For we, we the formerly oppressed can watch such a sight without any irony, without any, what you now call “snark”. We are not “snarky” we are free.
Twenty years later, I look back on that moment, and I do not feel ashamed that I adored this man. I do not apologize for the way he moved us all.
My daughter and her American husband can laugh at it if they want. But I lived it.
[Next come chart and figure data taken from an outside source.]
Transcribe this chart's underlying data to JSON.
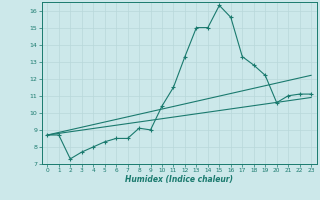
{
  "xlabel": "Humidex (Indice chaleur)",
  "bg_color": "#cce8ea",
  "line_color": "#1a7a6e",
  "grid_color": "#b8d8da",
  "xlim": [
    -0.5,
    23.5
  ],
  "ylim": [
    7,
    16.5
  ],
  "x_ticks": [
    0,
    1,
    2,
    3,
    4,
    5,
    6,
    7,
    8,
    9,
    10,
    11,
    12,
    13,
    14,
    15,
    16,
    17,
    18,
    19,
    20,
    21,
    22,
    23
  ],
  "y_ticks": [
    7,
    8,
    9,
    10,
    11,
    12,
    13,
    14,
    15,
    16
  ],
  "series1_x": [
    0,
    1,
    2,
    3,
    4,
    5,
    6,
    7,
    8,
    9,
    10,
    11,
    12,
    13,
    14,
    15,
    16,
    17,
    18,
    19,
    20,
    21,
    22,
    23
  ],
  "series1_y": [
    8.7,
    8.7,
    7.3,
    7.7,
    8.0,
    8.3,
    8.5,
    8.5,
    9.1,
    9.0,
    10.4,
    11.5,
    13.3,
    15.0,
    15.0,
    16.3,
    15.6,
    13.3,
    12.8,
    12.2,
    10.6,
    11.0,
    11.1,
    11.1
  ],
  "series2_x": [
    0,
    23
  ],
  "series2_y": [
    8.7,
    10.9
  ],
  "series3_x": [
    0,
    23
  ],
  "series3_y": [
    8.7,
    12.2
  ]
}
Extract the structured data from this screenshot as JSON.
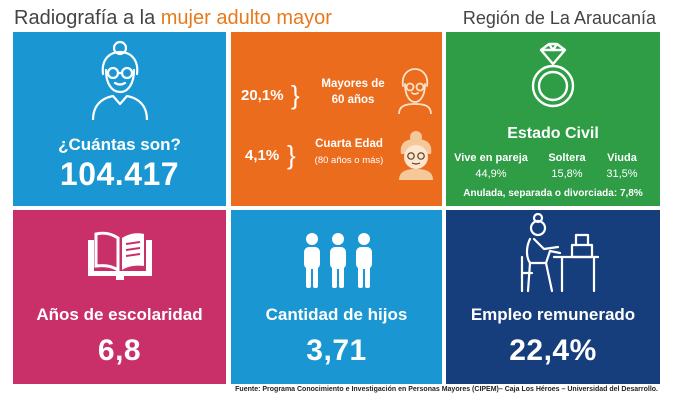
{
  "header": {
    "title_prefix": "Radiografía a la ",
    "title_highlight": "mujer adulto mayor",
    "region": "Región de La Araucanía"
  },
  "tiles": {
    "cuantas": {
      "label": "¿Cuántas son?",
      "value": "104.417"
    },
    "edad": {
      "mayores_pct": "20,1%",
      "mayores_label_1": "Mayores de",
      "mayores_label_2": "60 años",
      "cuarta_pct": "4,1%",
      "cuarta_label_1": "Cuarta Edad",
      "cuarta_label_2": "(80 años o más)"
    },
    "estado_civil": {
      "title": "Estado Civil",
      "items": [
        {
          "label": "Vive en pareja",
          "value": "44,9%"
        },
        {
          "label": "Soltera",
          "value": "15,8%"
        },
        {
          "label": "Viuda",
          "value": "31,5%"
        }
      ],
      "footnote": "Anulada, separada o divorciada: 7,8%"
    },
    "escolaridad": {
      "label": "Años de escolaridad",
      "value": "6,8"
    },
    "hijos": {
      "label": "Cantidad de hijos",
      "value": "3,71"
    },
    "empleo": {
      "label": "Empleo remunerado",
      "value": "22,4%"
    }
  },
  "colors": {
    "blue": "#1a97d3",
    "orange": "#ec6c1e",
    "green": "#2f9c46",
    "magenta": "#c9306a",
    "navy": "#173e7c"
  },
  "icons": [
    "elderly-woman-icon",
    "elderly-woman-small-icon",
    "grandmother-icon",
    "ring-icon",
    "book-icon",
    "children-icon",
    "woman-at-desk-icon"
  ],
  "footer": "Fuente: Programa Conocimiento e Investigación  en Personas Mayores (CIPEM)–  Caja Los Héroes – Universidad  del Desarrollo."
}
And, yes, I have the tattoo to prove it. I wear the face of Hasselhoff upon my left breast. I wear it with pride.
That is why … I am ripping up this voucher. And I am leaving.
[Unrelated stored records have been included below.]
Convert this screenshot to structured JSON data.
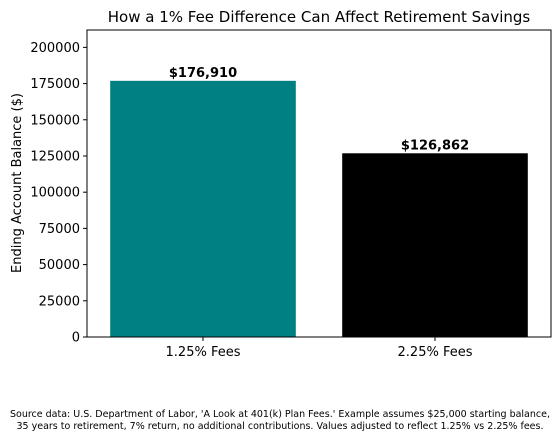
{
  "chart_data": {
    "type": "bar",
    "title": "How a 1% Fee Difference Can Affect Retirement Savings",
    "xlabel": "",
    "ylabel": "Ending Account Balance ($)",
    "categories": [
      "1.25% Fees",
      "2.25% Fees"
    ],
    "values": [
      176910,
      126862
    ],
    "value_labels": [
      "$176,910",
      "$126,862"
    ],
    "colors": [
      "#008080",
      "#000000"
    ],
    "ylim": [
      0,
      212000
    ],
    "yticks": [
      0,
      25000,
      50000,
      75000,
      100000,
      125000,
      150000,
      175000,
      200000
    ],
    "grid": false,
    "legend": "none"
  },
  "footnote": {
    "line1": "Source data: U.S. Department of Labor, 'A Look at 401(k) Plan Fees.' Example assumes $25,000 starting balance,",
    "line2": "35 years to retirement, 7% return, no additional contributions. Values adjusted to reflect 1.25% vs 2.25% fees."
  }
}
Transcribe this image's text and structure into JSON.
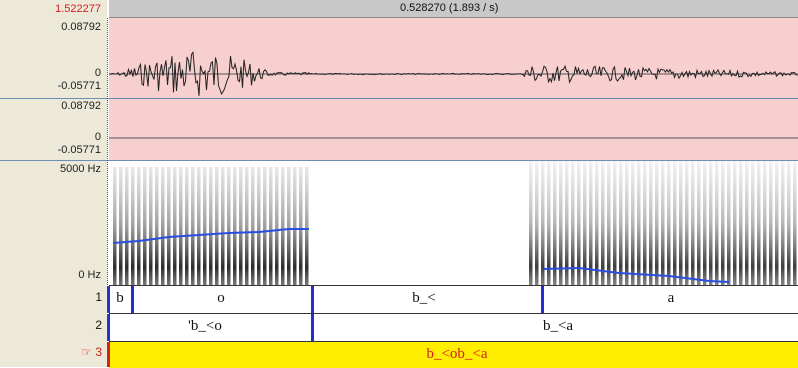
{
  "header": {
    "cursor_time": "1.522277",
    "selection": "0.528270 (1.893 / s)"
  },
  "waveform1": {
    "max": "0.08792",
    "zero": "0",
    "min": "-0.05771"
  },
  "waveform2": {
    "max": "0.08792",
    "zero": "0",
    "min": "-0.05771"
  },
  "spectrogram": {
    "top": "5000 Hz",
    "bottom": "0 Hz"
  },
  "tiers": [
    {
      "number": "1",
      "intervals": [
        "b",
        "o",
        "b_<",
        "a"
      ]
    },
    {
      "number": "2",
      "intervals": [
        "'b_<o",
        "b_<a"
      ]
    },
    {
      "number": "3",
      "icon": "☞",
      "intervals": [
        "b_<ob_<a"
      ]
    }
  ],
  "colors": {
    "selection_fill": "#f8cfcf",
    "tier3_fill": "#ffee00",
    "boundary": "#1f2fd0",
    "pitch": "#2a4fe0",
    "header_fill": "#c8c8c8"
  },
  "icons": {
    "pointer": "pointing-hand-icon"
  }
}
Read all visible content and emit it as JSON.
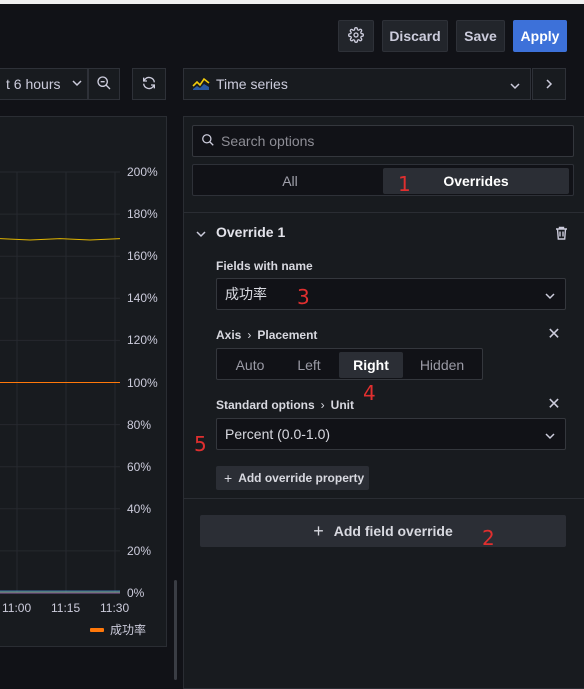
{
  "toolbar": {
    "discard_label": "Discard",
    "save_label": "Save",
    "apply_label": "Apply"
  },
  "time_range": {
    "label": "t 6 hours"
  },
  "visualization": {
    "label": "Time series"
  },
  "chart_data": {
    "type": "line",
    "series": [
      {
        "name": "成功率",
        "color": "#ff780a",
        "values": [
          1.0,
          1.0,
          1.0,
          1.0,
          1.0
        ]
      },
      {
        "color": "#e0b400",
        "values": [
          1.68,
          1.68,
          1.68,
          1.68,
          1.68
        ]
      }
    ],
    "y_ticks": [
      "200%",
      "180%",
      "160%",
      "140%",
      "120%",
      "100%",
      "80%",
      "60%",
      "40%",
      "20%",
      "0%"
    ],
    "x_ticks": [
      "11:00",
      "11:15",
      "11:30"
    ],
    "ylim": [
      0,
      2
    ],
    "y_axis_side": "right",
    "grid": true,
    "legend_position": "bottom"
  },
  "options": {
    "search_placeholder": "Search options",
    "tabs": {
      "all": "All",
      "overrides": "Overrides"
    },
    "override": {
      "title": "Override 1",
      "matcher_label": "Fields with name",
      "matcher_value": "成功率",
      "axis_label": {
        "group": "Axis",
        "name": "Placement"
      },
      "placement_options": [
        "Auto",
        "Left",
        "Right",
        "Hidden"
      ],
      "placement_selected": "Right",
      "unit_label": {
        "group": "Standard options",
        "name": "Unit"
      },
      "unit_value": "Percent (0.0-1.0)",
      "add_property_label": "Add override property"
    },
    "add_field_override_label": "Add field override"
  },
  "annotations": [
    "1",
    "2",
    "3",
    "4",
    "5"
  ]
}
You know a great song when you hear it. You hear such songs and suddenly you’re filled with joy or sadness or lust or rage or love. What is it about such a song? Its power to plumb the depths of our primal feeling. To call vivid flashes of sense and memory, to color our thought, alter the rhythm of breath, the beating of a heart?
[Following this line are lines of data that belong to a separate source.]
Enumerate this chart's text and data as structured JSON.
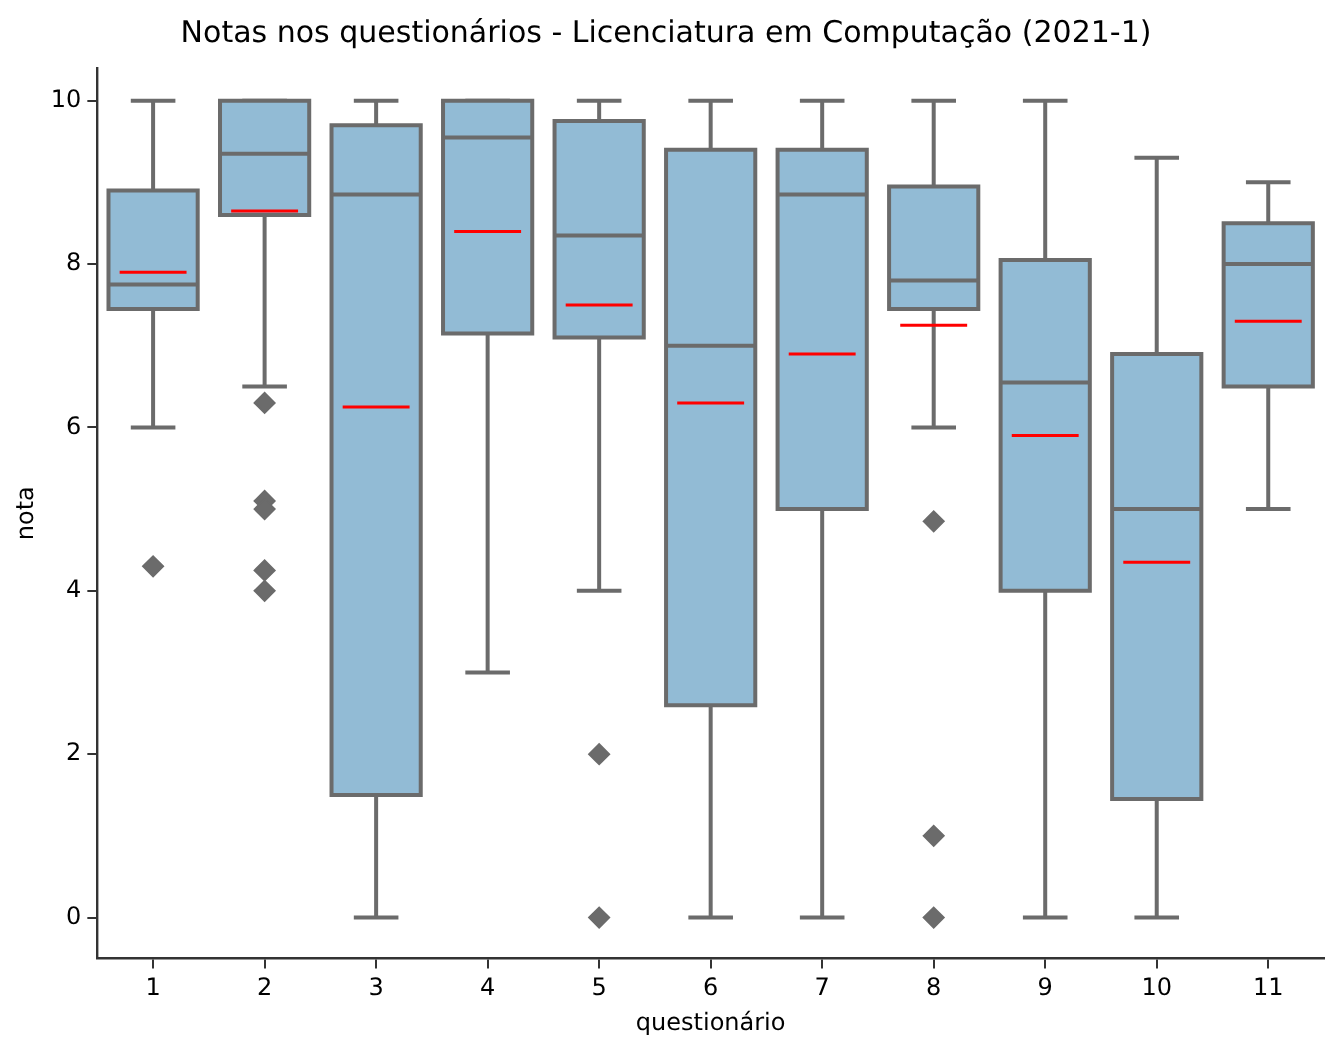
{
  "chart_data": {
    "type": "box",
    "title": "Notas nos questionários - Licenciatura em Computação (2021-1)",
    "xlabel": "questionário",
    "ylabel": "nota",
    "categories": [
      "1",
      "2",
      "3",
      "4",
      "5",
      "6",
      "7",
      "8",
      "9",
      "10",
      "11"
    ],
    "ylim": [
      -0.5,
      10.4
    ],
    "yticks": [
      0,
      2,
      4,
      6,
      8,
      10
    ],
    "grid": false,
    "legend": false,
    "marker": "diamond",
    "series": [
      {
        "color": "#92bbd5",
        "boxes": [
          {
            "low": 6,
            "q1": 7.45,
            "median": 7.75,
            "q3": 8.9,
            "high": 10,
            "mean": 7.9,
            "outliers": [
              4.3
            ]
          },
          {
            "low": 6.5,
            "q1": 8.6,
            "median": 9.35,
            "q3": 10,
            "high": 10,
            "mean": 8.65,
            "outliers": [
              6.3,
              5.1,
              5.0,
              4.25,
              4.0
            ]
          },
          {
            "low": 0,
            "q1": 1.5,
            "median": 8.85,
            "q3": 9.7,
            "high": 10,
            "mean": 6.25
          },
          {
            "low": 3,
            "q1": 7.15,
            "median": 9.55,
            "q3": 10,
            "high": 10,
            "mean": 8.4
          },
          {
            "low": 4,
            "q1": 7.1,
            "median": 8.35,
            "q3": 9.75,
            "high": 10,
            "mean": 7.5,
            "outliers": [
              2,
              0
            ]
          },
          {
            "low": 0,
            "q1": 2.6,
            "median": 7.0,
            "q3": 9.4,
            "high": 10,
            "mean": 6.3
          },
          {
            "low": 0,
            "q1": 5.0,
            "median": 8.85,
            "q3": 9.4,
            "high": 10,
            "mean": 6.9
          },
          {
            "low": 6,
            "q1": 7.45,
            "median": 7.8,
            "q3": 8.95,
            "high": 10,
            "mean": 7.25,
            "outliers": [
              4.85,
              1,
              0
            ]
          },
          {
            "low": 0,
            "q1": 4.0,
            "median": 6.55,
            "q3": 8.05,
            "high": 10,
            "mean": 5.9
          },
          {
            "low": 0,
            "q1": 1.45,
            "median": 5.0,
            "q3": 6.9,
            "high": 9.3,
            "mean": 4.35
          },
          {
            "low": 5,
            "q1": 6.5,
            "median": 8.0,
            "q3": 8.5,
            "high": 9,
            "mean": 7.3
          }
        ]
      }
    ]
  }
}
A song can transform the world. It can set us free and bring down the walls that divide us.
For me growing up in East Berlin that song was “Looking for Freedom” sung by the incomparable David Hasselhoff. Before it reached #1 here on our charts, I heard it and I could not unhear it.
It haunted me, possessing my voice in the shower. I’d find myself compelled to sing it - loud as I could - and my boyfriend, often in there with me, he says “Greta, my ears are bleeding, please, please won’t you stop.” But I could not stop. I tell him, “Today your ears may bleed, but soon it will be your heart that bleeds as mine does for unity with West Germany. And he gives me that look that he gives me. But then he begins to sing it too.
We’re so loud together singing it that our neighbor, the old man in the next apartment, begins banging on the door telling us to shut up or he’ll call the police. My boyfriend runs out of the shower, grabbing the one clean towel, and opens the door still singing. He tries to explain to the old man why we sing, but the old man is yelling over him. I run out trying in vain to cover myself with a small washcloth while explaining why we sing … then the old man understands, or at least he’s excited, and he begins singing too.
This song made me, my boyfriend, this old man feel things we hadn’t felt for so very long. For my boyfriend and I, that feeling was hope. For the old man, it was probably hope. And soon it wasn’t just us singing Hasselhoff’s harmony of hope. Everywhere you went in East Berlin, people were singing it. It played on the radio day and night. It became our anthem.
And when the East German government announced that we would be allowed to freely cross the wall, I heard the news as if delivered to me by the baleful baritone of Hasselhoff himself.
New years eve, 1989. I stand with my brethren at the crumbled wall, East and West together. And there he is. Hasselhoff in a crane hoisted above the crowd. A god in the machine. My boyfriend grips my hand tightly. The old man grips my other hand tightly. I feel strange about it, but more than anything just pure, powerful joy.
And then he begins to sing the anthem “Looking for Freedom.” Many of us are crying, because we know that we have found it. We know the Americans laugh at him. They do not understand like we do this beautiful man, his perfect brown curling locks, his soulful melodic ways. But we do. We watch transfixed as he sings, moving about excitedly in his cool leather Jacket. A jacket so awesome it has flashing lights on it.
For we, we the formerly oppressed can watch such a sight without any irony, without any, what you now call “snark”. We are not “snarky” we are free.
Twenty years later, I look back on that moment, and I do not feel ashamed that I adored this man. I do not apologize for the way he moved us all.
My daughter and her American husband can laugh at it if they want. But I lived it. And, yes, I have the tattoo to prove it. I wear the face of Hasselhoff upon my left breast. I wear it with pride.
That is why … I am ripping up this voucher. And I am leaving.